As this is a fairly complex area of the law (and imperative to get right in order to reap the rewards), there has been plenty of guidance on these Gift Aid payments. Under previous guidance, Gift Aid payments were not seen as distributions by the subsidiary and could, therefore, be made in excess of a company’s taxable profits. For any regular commercial company, any payments made to the shareholders (in this case the parent company) would be considered a distribution. Distributions are not legally allowed to be paid out in excess of the taxable profits of the company. Subsidiary companies of charities were, therefore, an anomaly in that they could donate more than their taxable profits, ensuring nothing was left on which they would be liable to pay Corporation Tax.
This practice was endorsed by HMRC and remained common practice until the ICAEW issued its technical guidance in 2014. The ICAEW had sought legal advice to clarify the position of the Gift Aid payments as to whether they should, in fact, fall under the rules attributable to distributions within the Companies Act 2006. The new guidance confirmed the payments were distributions and would, therefore, be illegal if paid in excess of distributable profits. This became a serious issue, as unlawful distributions are liable to be repaid to the subsidiary company and would also not be considered a qualifying donation, leaving the subsidiary open to Corporation Tax liabilities.
Introduction of the FRS 102
This revised treatment of Gift Aid payments remained the status quo until 2017 when the Financial Reporting Council (FRC) made its amendments to the Financial Reporting Standard 102 (FRS 102), as part of its triennial review. These changes are due to be implemented for accounting periods beginning on or after 1 January 2019. However, some of the adjustments should be implemented before this date as they are simply clarifications of the initial guidance.
The amendments seek to clarify significant differences arising from accounting treatment commonly in practice. Unless there is a legal obligation to make a payment, no liability for expected Gift Aid payments can be recognised at the reporting date and accounted for in the subsidiary’s accounts.
In summary, as they are now recognised as distributions, Gift Aid payments can only be accounted for once there is a legal obligation to make the payment or if the payment has actually been made. If the subsidiary needs to make use of the additional nine months permitted for subsidiaries wholly-owned by charities to make Gift Aid payments then the payment will now be recognised in the following year’s accounts.

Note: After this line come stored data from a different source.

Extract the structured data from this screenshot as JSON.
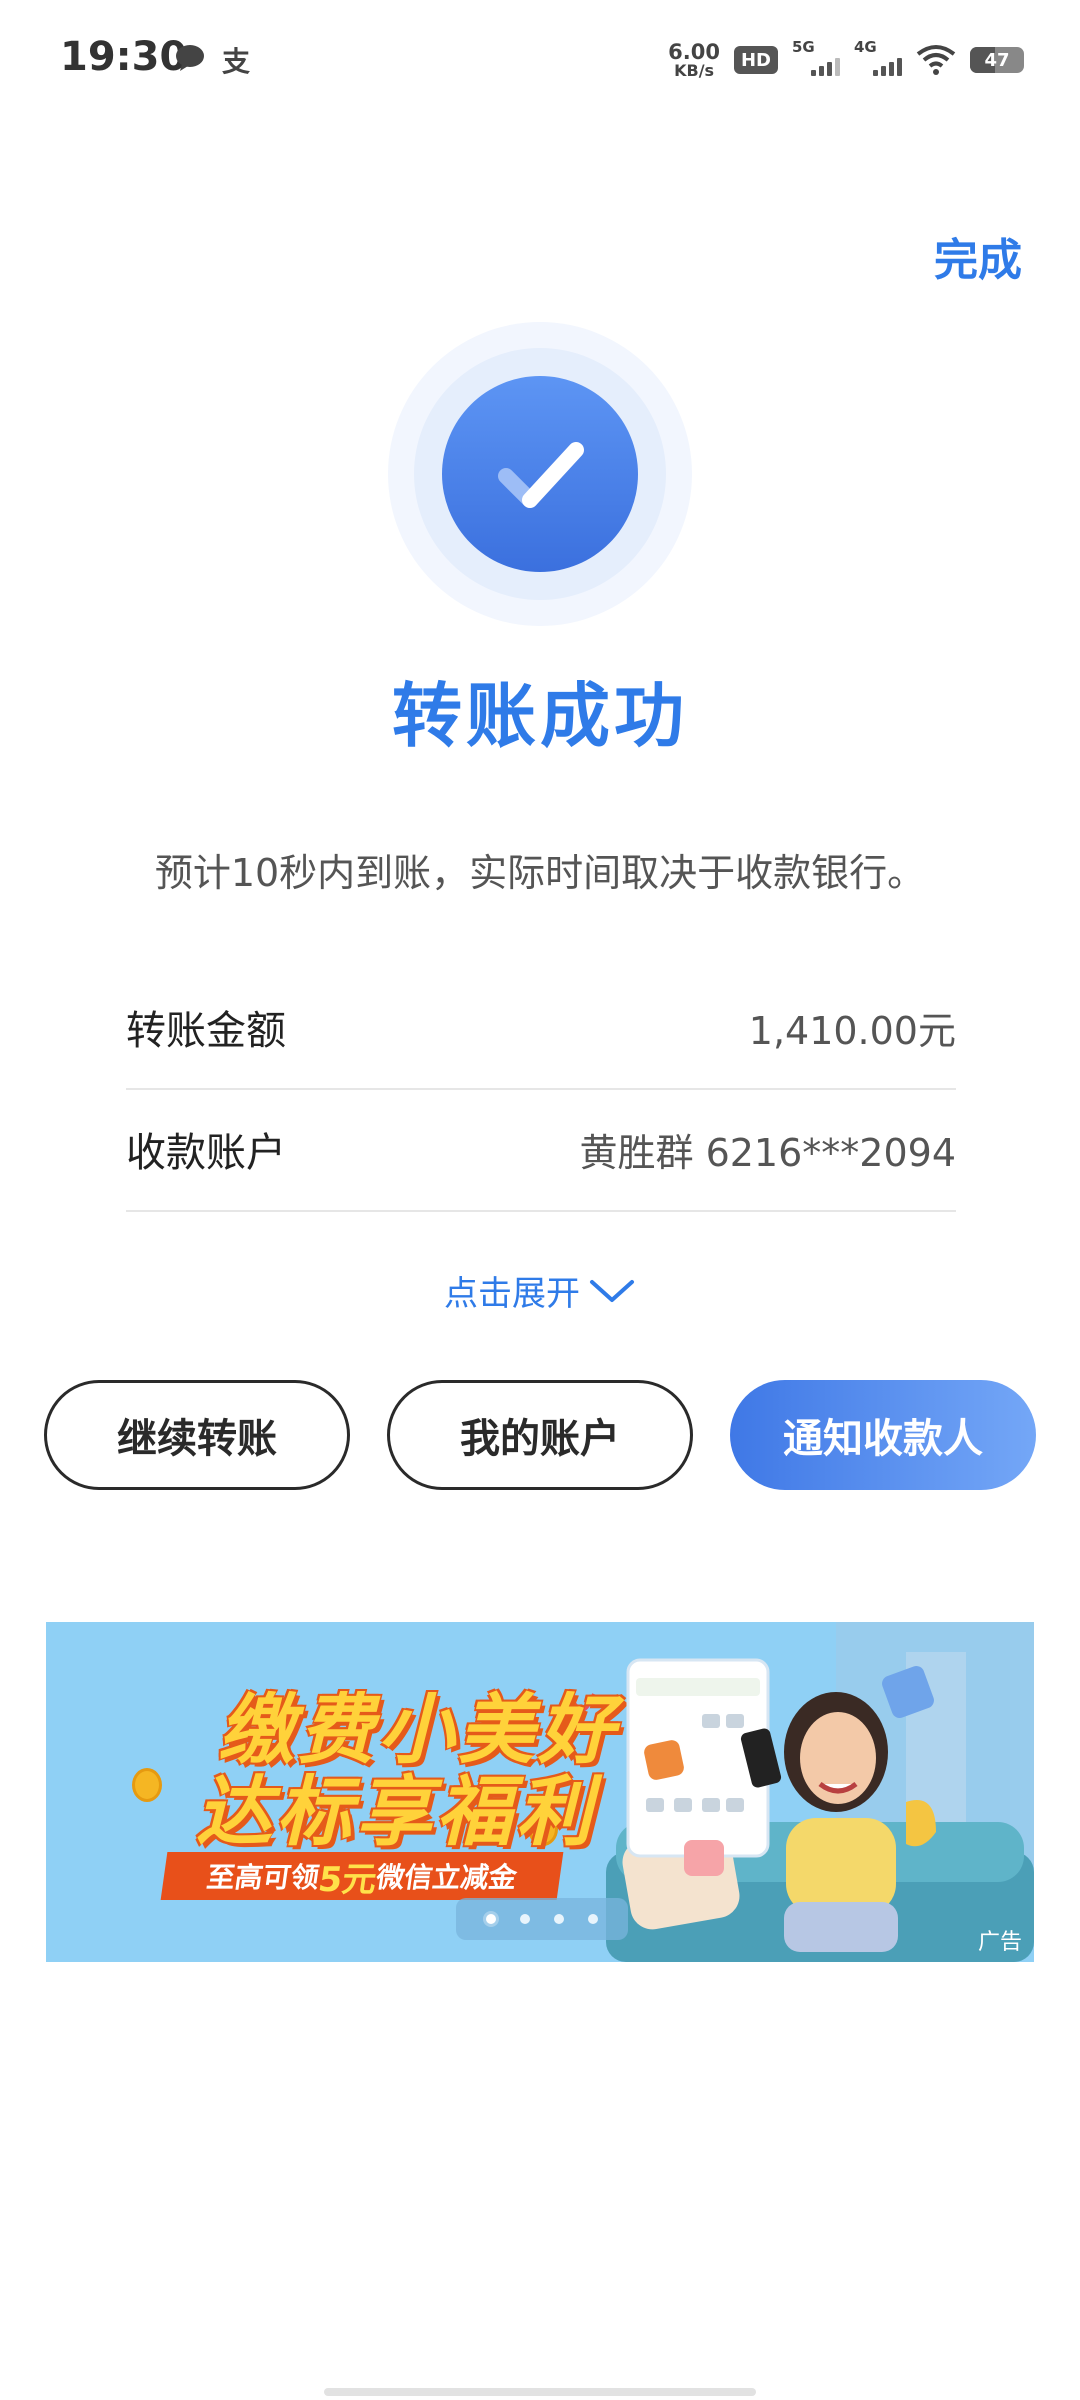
{
  "status_bar": {
    "time": "19:30",
    "net_speed": "6.00",
    "net_unit": "KB/s",
    "hd": "HD",
    "sig1": "5G",
    "sig2": "4G",
    "battery": "47",
    "battery_level": 0.47
  },
  "header": {
    "done_label": "完成"
  },
  "result": {
    "title": "转账成功",
    "subtitle": "预计10秒内到账，实际时间取决于收款银行。"
  },
  "details": [
    {
      "label": "转账金额",
      "value": "1,410.00元"
    },
    {
      "label": "收款账户",
      "value": "黄胜群 6216***2094"
    }
  ],
  "expand_label": "点击展开",
  "actions": {
    "continue": "继续转账",
    "my_account": "我的账户",
    "notify": "通知收款人"
  },
  "banner": {
    "line1": "缴费小美好",
    "line2": "达标享福利",
    "ribbon_pre": "至高可领",
    "ribbon_num": "5元",
    "ribbon_post": "微信立减金",
    "ad_label": "广告",
    "page_count": 4,
    "active_page": 1
  },
  "colors": {
    "accent": "#2f7be8",
    "button_gradient_start": "#3f78e6",
    "button_gradient_end": "#74a7f7",
    "banner_bg": "#8fd0f5"
  }
}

Deeds of Covenant used to be the standard method for subsidiary companies to shelter taxable profits. This changed in 2000 when charitable donations became deductible as qualifying Gift Aid payments. However, the practice of creating a Deed of Covenant has been suggested for trading subsidiaries to make their upcoming Gift Aid payment a legal obligation. To be able to account for a Gift Aid payment in relation to profits in the year in which they are accrued, it is important to note that the guidance specifically states that a decision of the board of the subsidiary to make a Gift Aid payment, taken prior to the reporting date, is NOT sufficient as this will not be considered a legal obligation. If a charity decides not to institute a Deed of Covenant, the donation can only be recognised at the time of payment. Taking advantage of the nine months, to ensure there is enough capital to make the payment legally, would mean that the donation has to be recognised in the subsidiary’s accounts for the following year.
Whether a Deed of Covenant is required will therefore depend on when the subsidiary wants to reflect the payment in its accounts. If the subsidiary would like to reflect the payment in the year the profits were accrued, then a Deed of Covenant will be necessary. However, if the payment can be recorded in the following year’s accounts when the Gift Aid payment is actually made, no Deed of Covenant will be required. In either case, the tax position will remain unaffected if the accounts are presented correctly.